Your Job – Let’s pretend that you are an entry level planner who has been asked to provide a demographic description for your boss with both total population and percent of total population. She is going to a city meeting and asked that you provide the information in a good visual representation. She would like an easy to read table for her records and either a bar chart or a pie chart that she can present at the meeting.

In [None]:
import pandas as pd
import numpy as np
import re

In [None]:
# read in 2021 census data
data_21 = pd.read_csv('~/git/cp101.github.io/labs/lab03/census21_data.csv')
data_21

In [None]:
# fix missingness and data types
data_21 = data_21.fillna(0)
data_21 = data_21.replace({'NA': 0})
data_21 = data_21.replace({'': 0})
data_21.iloc[:,4:] = data_21.iloc[:,4:].apply(pd.to_numeric)
# pad to get correct geouid length
data_21["GeoUID"] = data_21["GeoUID"].astype(str).str.ljust(10, "0")

In [None]:
data_21.columns

In [None]:
# subset to needed columns for analysis
data_subset = data_21.iloc[:,1:27].drop(columns = ["Type", "CMA_UID", "PR_UID", "CSD_UID", "CD_UID"])
# clean the names
data_subset = data_subset.rename(columns = {x: re.sub(r"v_CA\d{2}_\d+: ", "", x) for x in data_subset.columns.tolist()})
data_subset

First – Python plotting libraries can generate visualization using data from tables. As a result, we need to start by creating a table with the information requested. What statistics do you need to generate? (Hint: we need to generate summary statistics for the city). Now let’s calculate the amounts together. Do your summary statistics match your neighbors? How about the numbers projected at the front of the class?

In [None]:
# get sums, round to nearest whole number
# note- subsequent proportions and percentages will not sum to 1 or 100% due to this rounding
toronto_sums = data_subset.iloc[:,2:].sum().astype(int)
toronto_sums

In [None]:
# proportions by group
toronto_proportions = toronto_sums[6:] / toronto_sums[4]
toronto_proportions

Second – Now that we have the necessary information, we need to put it into a good table. You can think about this as prettying up the table, but in reality what you are doing is making the information easily digestible. Your table should have all the information your boss needs, but nothing more. A great way to check if your tables are good is to ask a neighbor to explain what your table is showing in one sentence.

In [None]:
summary_table = pd.concat([toronto_sums[6:].to_frame(name = "Population"), toronto_proportions.to_frame(name = "Proportion")],axis = 1).sort_values(by = "Population", ascending = False)
summary_table

Third – Now that we have our table, let’s put in a chart. There are many chart options – we will talk about them later in the semester. For now, we are going to create two charts showing the demographics of Toronto using pandas `plot()` function.

In [None]:
# a bar chart
summary_table.plot(y = 'Population', kind = 'bar');

In [None]:
# a pie chart
summary_table.plot(y = 'Population', kind = 'pie');

You can select different colors by creating a mapping of legend values to color values and passing it in as a keyword argument.

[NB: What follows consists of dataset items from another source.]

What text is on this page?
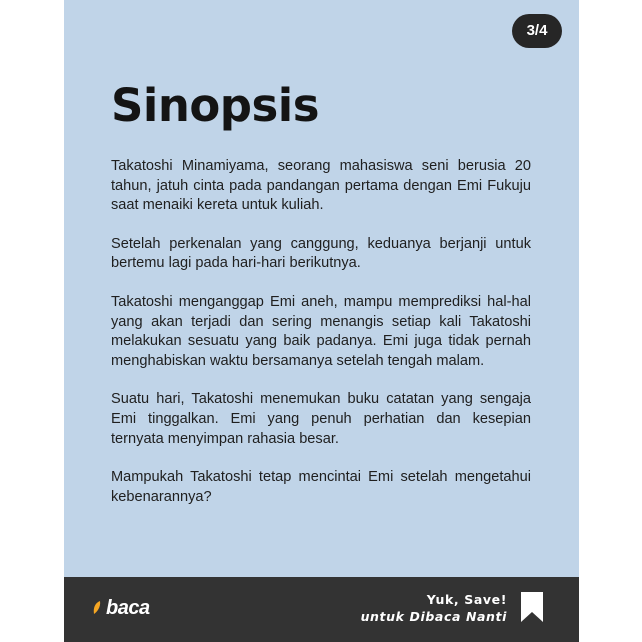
3/4
Sinopsis

Takatoshi Minamiyama, seorang mahasiswa seni berusia 20 tahun, jatuh cinta pada pandangan pertama dengan Emi Fukuju saat menaiki kereta untuk kuliah.

Setelah perkenalan yang canggung, keduanya berjanji untuk bertemu lagi pada hari-hari berikutnya.

Takatoshi menganggap Emi aneh, mampu memprediksi hal-hal yang akan terjadi dan sering menangis setiap kali Takatoshi melakukan sesuatu yang baik padanya. Emi juga tidak pernah menghabiskan waktu bersamanya setelah tengah malam.

Suatu hari, Takatoshi menemukan buku catatan yang sengaja Emi tinggalkan. Emi yang penuh perhatian dan kesepian ternyata menyimpan rahasia besar.

Mampukah Takatoshi tetap mencintai Emi setelah mengetahui kebenarannya?

baca	Yuk, Save!
untuk Dibaca Nanti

Another website we recommend is [Color Brewer](http://colorbrewer2.org/). The website provides a number of color options for whatever kind of visual you are providing, and can be useful if you are thinking of presenting your tables (and later maps) to a wider audience. You can then use the information to manually adjust the colors for your visual. It can take a little time, so I would recommend finalizing your visual first and then doing color adjustments as the last step.

Now that you have done this for the City of Toronto, can you work with your neighbor to develop a table that provides demographic information for Census Tract 0038.00 and for the
City as a whole? Remember that each time you use these functions the more natural they become.